THE TINTINNABULATION* OF
BELLS, BELLS, BELLS
In the early 1700s the
bell was the primary instrument used to call people together
… gathering children for school
…assembling the congregation
…alerting citizens to danger
…announcing important news
…celebrating events
TGIM INDEPENDENCE DAY ACTION IDEA: In this
first-Monday-of-July-2013 TGIM I’m suggesting that this coming
Thursday we join the national effort to revive the tradition of –
Ringing bells on the Fourth of July.
Normally I encourage you to take some time in the course of your July 4 celebration to join me and actually read – perhaps even aloud, with some kids – and discuss the words and some specifics of the Declaration of Independence.
And I still do.
You’ll find an easy-on-the-eyes copy to print out here. And in that National Archives online neighborhood you’ll
also find authoritative background material and an add-your-signature document that gives me a bit of a thrill when I make my annual re-discovery
of it.
We make the holiday a
bell ringer.
As you may know, the Liberty Bell of Philadelphia fame is
engraved with the words –
“Proclaim LIBERTY
throughout all the Land
unto all the inhabitants thereof.”
This idea is central to an initiative spearheaded by No Greater Love, an American
humanitarian, non-profit organization founded in 1971. Other supporters range
across a wide spectrum including baseball teams, fire fighters, the National
Cartoonists Society, and Iron Workers and Sheet Metal Workers Unions along with
other AFL-CIO Affiliates.
Their stated purpose:
“To resurrect the American tradition of citizens
celebrating our freedom and marking of our freedom the 237th Anniversary of the
signing of the Declaration of Independence.
“Fifty years ago,” they
point out, “President John F. Kennedy
called for the ringing of bells every year on Independence Day, July 4th. We
forgot to keep this tradition going. Let's start it again!”
Sounds good to me.
Like the Fourth of July activities we’ve suggested in the past, bell-ringing
connects us to our forefathers by using the same instrument of freedom they
used to celebrate the founding of our nation to call our citizens together in
celebration of our freedom.
So here’s --
How to Participate: Ring a bell. Hand bells, cowbells, sleigh
bells, school bells, church bells, carillons, fire sirens, ship bells. If you don’t
have a bell, shake your keys or tap something on a glass to make it ring. It
doesn’t cost any money to participate.
When: July 4th at
2:00 p.m.
Where: Wherever you happen to be -- picnics, parades, boating,
sporting events, beach, shopping – as we said, wherever.
Want to ring the
actual Liberty Bell?
Well, you can’t.
It’s about that crack, among other issues.

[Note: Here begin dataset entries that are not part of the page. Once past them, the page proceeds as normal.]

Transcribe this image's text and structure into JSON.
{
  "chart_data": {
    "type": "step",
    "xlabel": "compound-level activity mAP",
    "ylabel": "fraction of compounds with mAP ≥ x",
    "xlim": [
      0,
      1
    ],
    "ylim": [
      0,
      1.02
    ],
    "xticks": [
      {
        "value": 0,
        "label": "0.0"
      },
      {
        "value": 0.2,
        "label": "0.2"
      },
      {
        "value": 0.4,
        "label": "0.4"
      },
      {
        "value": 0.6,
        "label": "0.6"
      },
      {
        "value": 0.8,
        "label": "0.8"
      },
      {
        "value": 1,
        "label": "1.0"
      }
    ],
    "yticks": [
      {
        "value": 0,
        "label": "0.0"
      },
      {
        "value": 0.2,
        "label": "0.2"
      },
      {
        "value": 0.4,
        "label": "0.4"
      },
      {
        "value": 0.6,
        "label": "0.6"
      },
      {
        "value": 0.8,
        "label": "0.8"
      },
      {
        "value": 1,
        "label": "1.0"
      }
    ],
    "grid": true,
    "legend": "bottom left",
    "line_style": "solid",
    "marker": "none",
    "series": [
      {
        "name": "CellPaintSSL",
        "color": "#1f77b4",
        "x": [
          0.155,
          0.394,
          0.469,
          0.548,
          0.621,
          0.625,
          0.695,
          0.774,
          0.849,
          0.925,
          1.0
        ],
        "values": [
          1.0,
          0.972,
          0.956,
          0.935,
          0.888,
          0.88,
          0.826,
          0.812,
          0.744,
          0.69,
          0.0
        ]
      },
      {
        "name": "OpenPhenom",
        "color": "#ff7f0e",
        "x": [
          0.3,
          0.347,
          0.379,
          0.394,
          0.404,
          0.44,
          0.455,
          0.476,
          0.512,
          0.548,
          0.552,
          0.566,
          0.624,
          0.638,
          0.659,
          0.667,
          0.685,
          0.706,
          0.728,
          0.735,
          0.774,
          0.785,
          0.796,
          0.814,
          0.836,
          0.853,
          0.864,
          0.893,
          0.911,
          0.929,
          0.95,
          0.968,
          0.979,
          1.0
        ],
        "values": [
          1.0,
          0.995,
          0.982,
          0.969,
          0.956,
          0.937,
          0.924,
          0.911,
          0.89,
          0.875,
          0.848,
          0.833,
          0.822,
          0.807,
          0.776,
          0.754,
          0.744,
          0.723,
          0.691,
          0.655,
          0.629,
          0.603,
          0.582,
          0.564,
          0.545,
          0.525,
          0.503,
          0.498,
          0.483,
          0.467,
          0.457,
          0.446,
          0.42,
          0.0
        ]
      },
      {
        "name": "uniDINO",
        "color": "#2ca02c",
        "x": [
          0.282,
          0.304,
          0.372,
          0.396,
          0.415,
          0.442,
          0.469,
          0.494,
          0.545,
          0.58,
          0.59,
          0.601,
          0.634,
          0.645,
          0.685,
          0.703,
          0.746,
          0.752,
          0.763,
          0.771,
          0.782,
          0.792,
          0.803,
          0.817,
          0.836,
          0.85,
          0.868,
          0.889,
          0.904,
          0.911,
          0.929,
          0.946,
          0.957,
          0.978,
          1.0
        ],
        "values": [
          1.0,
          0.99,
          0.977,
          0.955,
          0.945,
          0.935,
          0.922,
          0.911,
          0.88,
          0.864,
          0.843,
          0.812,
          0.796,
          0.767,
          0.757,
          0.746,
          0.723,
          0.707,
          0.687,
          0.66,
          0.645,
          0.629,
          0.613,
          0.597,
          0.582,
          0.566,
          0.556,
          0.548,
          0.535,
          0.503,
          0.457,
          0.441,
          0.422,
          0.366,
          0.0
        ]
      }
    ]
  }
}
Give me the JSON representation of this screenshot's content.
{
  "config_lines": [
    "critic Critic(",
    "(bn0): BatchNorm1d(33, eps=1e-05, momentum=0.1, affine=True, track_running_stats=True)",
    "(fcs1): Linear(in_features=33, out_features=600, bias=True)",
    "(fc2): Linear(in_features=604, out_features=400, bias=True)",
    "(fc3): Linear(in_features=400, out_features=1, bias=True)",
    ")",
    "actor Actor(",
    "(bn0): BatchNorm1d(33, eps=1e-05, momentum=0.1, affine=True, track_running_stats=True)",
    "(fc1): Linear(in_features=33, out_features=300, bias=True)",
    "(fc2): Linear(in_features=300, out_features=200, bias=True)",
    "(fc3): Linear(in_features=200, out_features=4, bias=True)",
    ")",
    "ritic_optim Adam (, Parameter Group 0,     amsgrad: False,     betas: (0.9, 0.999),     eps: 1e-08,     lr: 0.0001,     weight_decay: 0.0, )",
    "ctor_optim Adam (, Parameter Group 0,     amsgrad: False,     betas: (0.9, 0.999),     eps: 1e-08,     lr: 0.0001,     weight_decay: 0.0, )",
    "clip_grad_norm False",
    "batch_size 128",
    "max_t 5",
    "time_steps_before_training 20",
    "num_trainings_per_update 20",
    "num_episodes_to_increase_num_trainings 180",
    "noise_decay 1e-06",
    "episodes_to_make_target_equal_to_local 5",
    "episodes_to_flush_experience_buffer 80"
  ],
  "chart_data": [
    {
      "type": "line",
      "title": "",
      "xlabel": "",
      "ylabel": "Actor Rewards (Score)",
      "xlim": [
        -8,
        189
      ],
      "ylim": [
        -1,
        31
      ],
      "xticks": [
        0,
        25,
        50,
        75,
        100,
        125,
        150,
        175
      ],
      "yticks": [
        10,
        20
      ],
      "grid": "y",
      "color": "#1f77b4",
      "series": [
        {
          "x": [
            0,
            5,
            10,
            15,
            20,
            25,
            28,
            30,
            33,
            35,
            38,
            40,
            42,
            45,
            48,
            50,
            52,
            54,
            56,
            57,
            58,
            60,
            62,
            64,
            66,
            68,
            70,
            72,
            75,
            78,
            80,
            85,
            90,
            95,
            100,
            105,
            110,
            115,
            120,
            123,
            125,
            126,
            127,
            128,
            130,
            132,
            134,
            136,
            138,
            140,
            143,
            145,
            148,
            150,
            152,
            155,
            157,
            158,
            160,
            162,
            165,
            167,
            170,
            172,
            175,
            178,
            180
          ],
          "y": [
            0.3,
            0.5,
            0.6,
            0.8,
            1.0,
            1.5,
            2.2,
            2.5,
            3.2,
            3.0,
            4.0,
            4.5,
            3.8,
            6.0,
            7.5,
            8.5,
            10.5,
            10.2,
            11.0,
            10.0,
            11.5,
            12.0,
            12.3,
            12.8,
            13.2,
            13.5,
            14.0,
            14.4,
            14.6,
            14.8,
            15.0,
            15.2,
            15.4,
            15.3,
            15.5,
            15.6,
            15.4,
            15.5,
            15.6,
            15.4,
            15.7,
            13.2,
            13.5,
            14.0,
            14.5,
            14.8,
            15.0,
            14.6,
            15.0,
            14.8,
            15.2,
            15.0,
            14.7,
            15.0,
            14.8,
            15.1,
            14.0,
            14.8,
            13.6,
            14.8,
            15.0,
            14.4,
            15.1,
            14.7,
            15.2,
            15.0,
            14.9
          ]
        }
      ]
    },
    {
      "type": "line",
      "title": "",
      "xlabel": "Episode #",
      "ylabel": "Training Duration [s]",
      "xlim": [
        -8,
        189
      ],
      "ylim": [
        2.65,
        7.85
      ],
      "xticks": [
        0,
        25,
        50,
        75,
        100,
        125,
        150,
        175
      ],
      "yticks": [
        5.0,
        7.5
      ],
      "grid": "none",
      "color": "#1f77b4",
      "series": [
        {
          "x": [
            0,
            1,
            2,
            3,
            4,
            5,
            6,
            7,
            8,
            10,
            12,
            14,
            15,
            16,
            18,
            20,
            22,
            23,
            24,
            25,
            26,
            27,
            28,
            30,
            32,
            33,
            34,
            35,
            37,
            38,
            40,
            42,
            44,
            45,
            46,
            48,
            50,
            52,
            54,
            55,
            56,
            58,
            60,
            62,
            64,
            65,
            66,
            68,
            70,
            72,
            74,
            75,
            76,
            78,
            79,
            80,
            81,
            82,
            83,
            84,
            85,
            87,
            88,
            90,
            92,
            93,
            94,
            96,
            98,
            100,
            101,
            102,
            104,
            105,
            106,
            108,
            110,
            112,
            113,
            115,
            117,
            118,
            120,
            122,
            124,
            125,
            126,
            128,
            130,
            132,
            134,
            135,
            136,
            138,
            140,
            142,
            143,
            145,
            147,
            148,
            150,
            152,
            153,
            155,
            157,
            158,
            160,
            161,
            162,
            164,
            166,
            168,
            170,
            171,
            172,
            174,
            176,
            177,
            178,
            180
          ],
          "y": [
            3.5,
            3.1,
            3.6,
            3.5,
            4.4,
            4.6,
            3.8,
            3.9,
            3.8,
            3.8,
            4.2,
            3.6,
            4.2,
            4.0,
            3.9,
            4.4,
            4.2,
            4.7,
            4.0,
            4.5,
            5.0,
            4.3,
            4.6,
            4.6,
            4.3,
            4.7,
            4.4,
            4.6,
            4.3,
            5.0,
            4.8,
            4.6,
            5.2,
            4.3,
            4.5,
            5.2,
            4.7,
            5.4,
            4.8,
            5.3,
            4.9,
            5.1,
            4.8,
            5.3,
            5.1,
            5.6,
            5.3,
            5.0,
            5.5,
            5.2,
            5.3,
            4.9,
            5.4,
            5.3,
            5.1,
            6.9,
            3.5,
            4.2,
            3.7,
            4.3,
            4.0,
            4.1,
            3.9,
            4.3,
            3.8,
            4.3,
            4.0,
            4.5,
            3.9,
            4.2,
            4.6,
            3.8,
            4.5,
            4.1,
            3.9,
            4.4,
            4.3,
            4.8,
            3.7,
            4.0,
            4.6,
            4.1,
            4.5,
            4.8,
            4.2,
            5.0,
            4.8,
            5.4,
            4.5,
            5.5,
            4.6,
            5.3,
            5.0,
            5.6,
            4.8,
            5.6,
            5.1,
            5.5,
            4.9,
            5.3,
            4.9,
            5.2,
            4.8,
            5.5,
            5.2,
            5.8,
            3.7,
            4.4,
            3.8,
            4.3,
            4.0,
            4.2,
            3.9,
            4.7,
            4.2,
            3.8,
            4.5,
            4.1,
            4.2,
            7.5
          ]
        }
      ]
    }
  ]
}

We're guessing Mort Walker worked his National Cartoonists Society connections so Beetle Bailey could do what we can't. |
But in the spirit of
celebrating the Spirit of ’76, the National Parks Service, the current
caretaker of the Liberty Bell of legend, has the next best thing.
Proclaim LIBERTY.
Claim each of your unalienable rights.
Claim each of your unalienable rights.
As Dr. King reminded us in his “I have a dream” speech so
many years ago, “Now is the time to make real the promise of democracy.” Now is
always the time for “even though we face the difficulties of today and
tomorrow, I still have a dream.”
“… from every mountainside
let freedom ring."
Geoff Steck
Chief Catalyst
Alexander Publishing & Marketing
Chief Catalyst
Alexander Publishing & Marketing
P.S. Does
this ring a bell? *“Tintinnabulation” is the specific, lingering sound that
occurs after the bell has been struck. The word was invented by Edgar Allan Poe
and used in the first stanza of what has been characterized as his “last” poem:
The Bells. The bells of which he
wrote are thought to be those he heard from Fordham University's bell tower,
since Poe resided in the same Bronx neighborhood as that university. He also
frequently strolled about Fordham's campus.